The ideas behind Total Place resonate regardless of the economic situation but there’s no doubt the deficit gives it impetus. It’s precisely because of this we need to be part of the growing debate - one that touches on the very shape of our society. What a pity, then, that Lambeth take a wholly negative approach in their amendment 20.1 and place the burden of responsibility firmly on Trades Councils (historically important but organisationally weak and the coverage of which is far from universal). Support 20, 20.2 and 20.3 - oppose 20.1.
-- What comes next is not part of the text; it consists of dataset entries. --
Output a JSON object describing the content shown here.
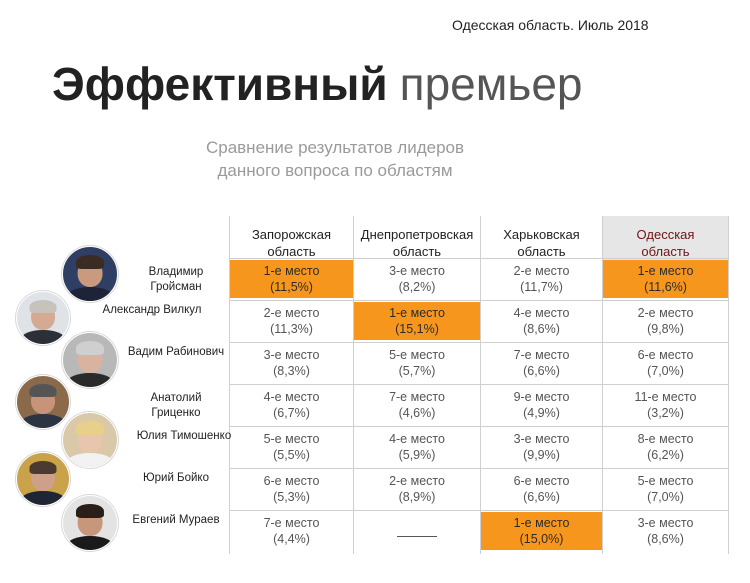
{
  "header": {
    "region_date": "Одесская область. Июль 2018",
    "title_bold": "Эффективный",
    "title_light": "премьер",
    "subtitle_line1": "Сравнение результатов лидеров",
    "subtitle_line2": "данного вопроса по областям"
  },
  "colors": {
    "highlight": "#f7961d",
    "odessa_header_bg": "#e6e6e6",
    "odessa_header_text": "#6e1414",
    "grid_line": "#cfcfcf"
  },
  "columns": [
    {
      "line1": "Запорожская",
      "line2": "область"
    },
    {
      "line1": "Днепропетровская",
      "line2": "область"
    },
    {
      "line1": "Харьковская",
      "line2": "область"
    },
    {
      "line1": "Одесская",
      "line2": "область"
    }
  ],
  "rows": [
    {
      "name_line1": "Владимир",
      "name_line2": "Гройсман",
      "cells": [
        {
          "place": "1-е место",
          "pct": "(11,5%)",
          "hl": true
        },
        {
          "place": "3-е место",
          "pct": "(8,2%)",
          "hl": false
        },
        {
          "place": "2-е место",
          "pct": "(11,7%)",
          "hl": false
        },
        {
          "place": "1-е место",
          "pct": "(11,6%)",
          "hl": true
        }
      ]
    },
    {
      "name_line1": "Александр Вилкул",
      "name_line2": "",
      "cells": [
        {
          "place": "2-е место",
          "pct": "(11,3%)",
          "hl": false
        },
        {
          "place": "1-е место",
          "pct": "(15,1%)",
          "hl": true
        },
        {
          "place": "4-е место",
          "pct": "(8,6%)",
          "hl": false
        },
        {
          "place": "2-е место",
          "pct": "(9,8%)",
          "hl": false
        }
      ]
    },
    {
      "name_line1": "Вадим Рабинович",
      "name_line2": "",
      "cells": [
        {
          "place": "3-е место",
          "pct": "(8,3%)",
          "hl": false
        },
        {
          "place": "5-е место",
          "pct": "(5,7%)",
          "hl": false
        },
        {
          "place": "7-е место",
          "pct": "(6,6%)",
          "hl": false
        },
        {
          "place": "6-е место",
          "pct": "(7,0%)",
          "hl": false
        }
      ]
    },
    {
      "name_line1": "Анатолий",
      "name_line2": "Гриценко",
      "cells": [
        {
          "place": "4-е место",
          "pct": "(6,7%)",
          "hl": false
        },
        {
          "place": "7-е место",
          "pct": "(4,6%)",
          "hl": false
        },
        {
          "place": "9-е место",
          "pct": "(4,9%)",
          "hl": false
        },
        {
          "place": "11-е место",
          "pct": "(3,2%)",
          "hl": false
        }
      ]
    },
    {
      "name_line1": "Юлия Тимошенко",
      "name_line2": "",
      "cells": [
        {
          "place": "5-е место",
          "pct": "(5,5%)",
          "hl": false
        },
        {
          "place": "4-е место",
          "pct": "(5,9%)",
          "hl": false
        },
        {
          "place": "3-е место",
          "pct": "(9,9%)",
          "hl": false
        },
        {
          "place": "8-е место",
          "pct": "(6,2%)",
          "hl": false
        }
      ]
    },
    {
      "name_line1": "Юрий Бойко",
      "name_line2": "",
      "cells": [
        {
          "place": "6-е место",
          "pct": "(5,3%)",
          "hl": false
        },
        {
          "place": "2-е место",
          "pct": "(8,9%)",
          "hl": false
        },
        {
          "place": "6-е место",
          "pct": "(6,6%)",
          "hl": false
        },
        {
          "place": "5-е место",
          "pct": "(7,0%)",
          "hl": false
        }
      ]
    },
    {
      "name_line1": "Евгений Мураев",
      "name_line2": "",
      "cells": [
        {
          "place": "7-е место",
          "pct": "(4,4%)",
          "hl": false
        },
        {
          "place": "",
          "pct": "",
          "hl": false,
          "empty": true
        },
        {
          "place": "1-е место",
          "pct": "(15,0%)",
          "hl": true
        },
        {
          "place": "3-е место",
          "pct": "(8,6%)",
          "hl": false
        }
      ]
    }
  ],
  "photos": [
    {
      "name": "photo-groisman",
      "bg": "#2f3f63",
      "face": "#c99a7e",
      "hair": "#3a2c22",
      "suit": "#1d2438"
    },
    {
      "name": "photo-vilkul",
      "bg": "#dfe3e8",
      "face": "#d4aa92",
      "hair": "#c7c2bb",
      "suit": "#2b2f38"
    },
    {
      "name": "photo-rabinovich",
      "bg": "#b8b8b8",
      "face": "#d8b3a0",
      "hair": "#cfcfcf",
      "suit": "#2a2a2a"
    },
    {
      "name": "photo-gritsenko",
      "bg": "#8a6a4a",
      "face": "#c89479",
      "hair": "#555555",
      "suit": "#2b3443"
    },
    {
      "name": "photo-tymoshenko",
      "bg": "#d9c9a8",
      "face": "#e8c5ad",
      "hair": "#e8d08a",
      "suit": "#f2f2f2"
    },
    {
      "name": "photo-boyko",
      "bg": "#c9a24a",
      "face": "#cfa089",
      "hair": "#4a3a30",
      "suit": "#1e2535"
    },
    {
      "name": "photo-muraev",
      "bg": "#e3e3e3",
      "face": "#c8967a",
      "hair": "#2a1f18",
      "suit": "#1a1a1a"
    }
  ]
}
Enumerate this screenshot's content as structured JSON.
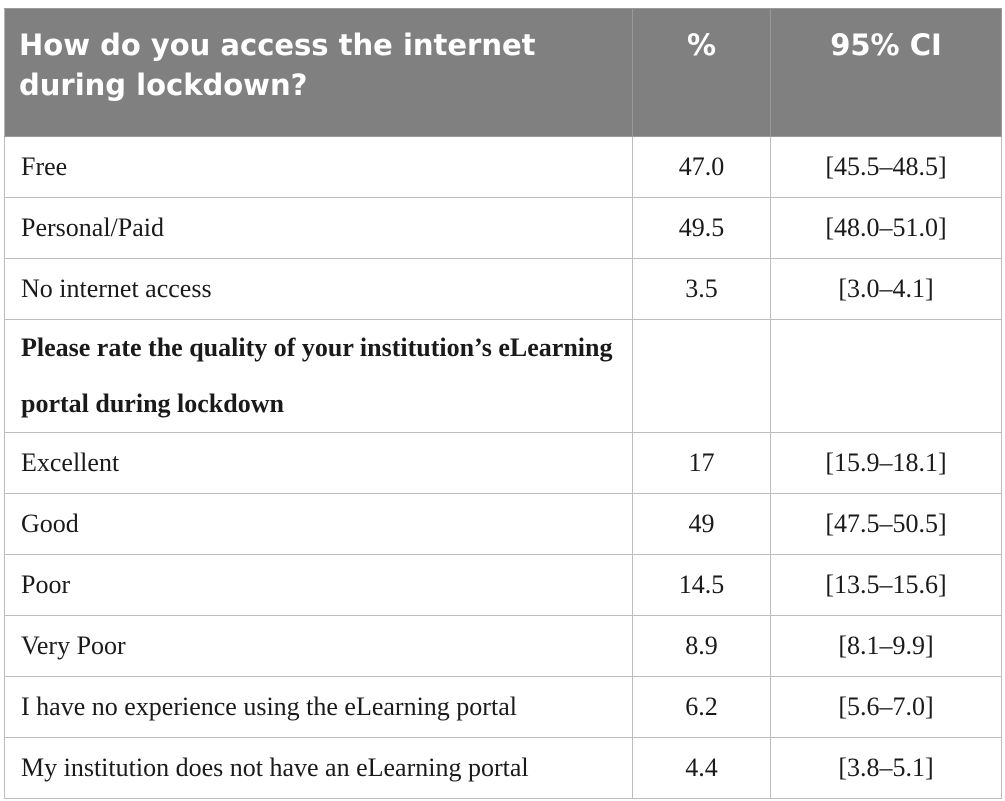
{
  "table": {
    "headers": {
      "question": "How do you access the internet during lockdown?",
      "percent": "%",
      "ci": "95% CI"
    },
    "rows": [
      {
        "label": "Free",
        "percent": "47.0",
        "ci": "[45.5–48.5]"
      },
      {
        "label": "Personal/Paid",
        "percent": "49.5",
        "ci": "[48.0–51.0]"
      },
      {
        "label": "No internet access",
        "percent": "3.5",
        "ci": "[3.0–4.1]"
      },
      {
        "label": "Please rate the quality of your institution’s eLearning portal during lockdown",
        "percent": "",
        "ci": ""
      },
      {
        "label": "Excellent",
        "percent": "17",
        "ci": "[15.9–18.1]"
      },
      {
        "label": "Good",
        "percent": "49",
        "ci": "[47.5–50.5]"
      },
      {
        "label": "Poor",
        "percent": "14.5",
        "ci": "[13.5–15.6]"
      },
      {
        "label": "Very Poor",
        "percent": "8.9",
        "ci": "[8.1–9.9]"
      },
      {
        "label": "I have no experience using the eLearning portal",
        "percent": "6.2",
        "ci": "[5.6–7.0]"
      },
      {
        "label": "My institution does not have an eLearning portal",
        "percent": "4.4",
        "ci": "[3.8–5.1]"
      }
    ]
  }
}
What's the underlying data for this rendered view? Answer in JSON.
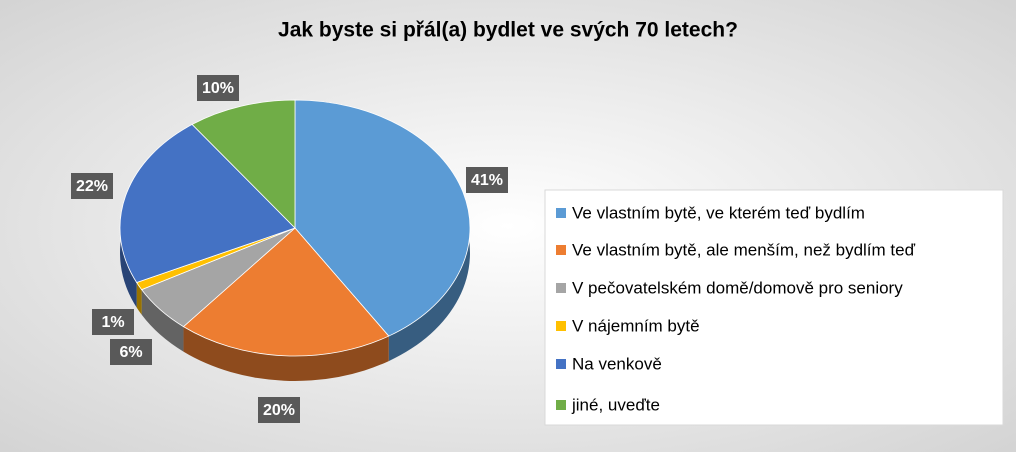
{
  "chart_data": {
    "type": "pie",
    "title": "Jak byste si přál(a) bydlet ve svých 70 letech?",
    "categories": [
      "Ve vlastním bytě, ve kterém teď bydlím",
      "Ve vlastním bytě, ale menším, než bydlím teď",
      "V pečovatelském domě/domově pro seniory",
      "V nájemním bytě",
      "Na venkově",
      "jiné, uveďte"
    ],
    "values": [
      41,
      20,
      6,
      1,
      22,
      10
    ],
    "value_labels": [
      "41%",
      "20%",
      "6%",
      "1%",
      "22%",
      "10%"
    ],
    "colors": [
      "#5b9bd5",
      "#ed7d31",
      "#a5a5a5",
      "#ffc000",
      "#4472c4",
      "#70ad47"
    ],
    "legend": "right"
  }
}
Motion 21 is on the Two-Tier Workforce. The statutory Code was introduced to protect new employees appointed to undertake work on a contract previously subject to a TUPE transfer. It is meant to ensure they are afforded terms and conditions no less favourable than those of the originally transferred employees. This prevents companies (or should prevent them) from filling vacancies with new employees on lesser conditions which over time, through natural turnover of staff, will see the original conditions disappear.
The motion restates the importance of the statutory Code, despite it being in need of fresh paint, and recognises we need to make sure branches and regions (and newer activists and staff) are aware of its value and how to use it. All straightforward and common sense ... so why is amendment 21.2 seeking to delete reference to using the Code as an organising tool? If new starters on these contracts know that UNISON is actively pursuing adherence to the Code, and is organised within that employer, then surely they are more likely to join and get active. So the Code, for all that it needs updating, is an organising tool. Why would we delete that? Support 21 and 21.1 - oppose 21.2.
Monday morning kicks off with Pensions. Under threat. Listen. Enough said.
Who would have predicted Libraries as a political battleground? Ask Wirral branch who led a successful community campaign against closures. Motion 29 Love Your Libraries puts the case for modern Libraries as community hubs rather than just the traditional image of rows of bookshelves.
Monday afternoon starts with education. Newcastle City’s motion 36 School Support Staff is timely given the new Government’s foolhardy and misguided (or deliberate?) invitation to all schools to become academies. Schools members can feel ‘untouched and forgotten’ and this motion addresses how we can engage and empower them (including dedicated projects running in many regions) to be organised and representative for the challenges ahead; not least the complex task of the School Support Staff Negotiating Body. Support 36.
Near the end come motions 37, 38 and 39 on Pay and Bargaining. The NJC is the largest national bargaining group in the UK but currently the employers refuse to even discuss pay. Yet maintaining national machinery is a serious issue; local or regional bargaining is not viable with our current density levels and any short term attraction this offers during a pay freeze is sniffing at a false dawn.
In the North West there are 41 council branches but not one has the 50% membership density to support statutory recognition - and the North West density is amongst the highest in the country! With facility agreements already under attack how long could a branch sustain local bargaining before the Council moves on derecognition and stops DOCAS? And what then?
This is why we must maintain the campaign over pay, however difficult that is, and increasingly broaden its sophistication. Newcastle’s motion builds on several years of the NW and Northern Regions calling for this approach. It shows how pay can be viewed not just as the amount coming into your purse but balancing that against what goes out. If we can cut childcare costs, increase skills to open up career development, and other ‘indirect pay’ initiatives within a bargaining agreement then we are increasing the real value of our members’ pay.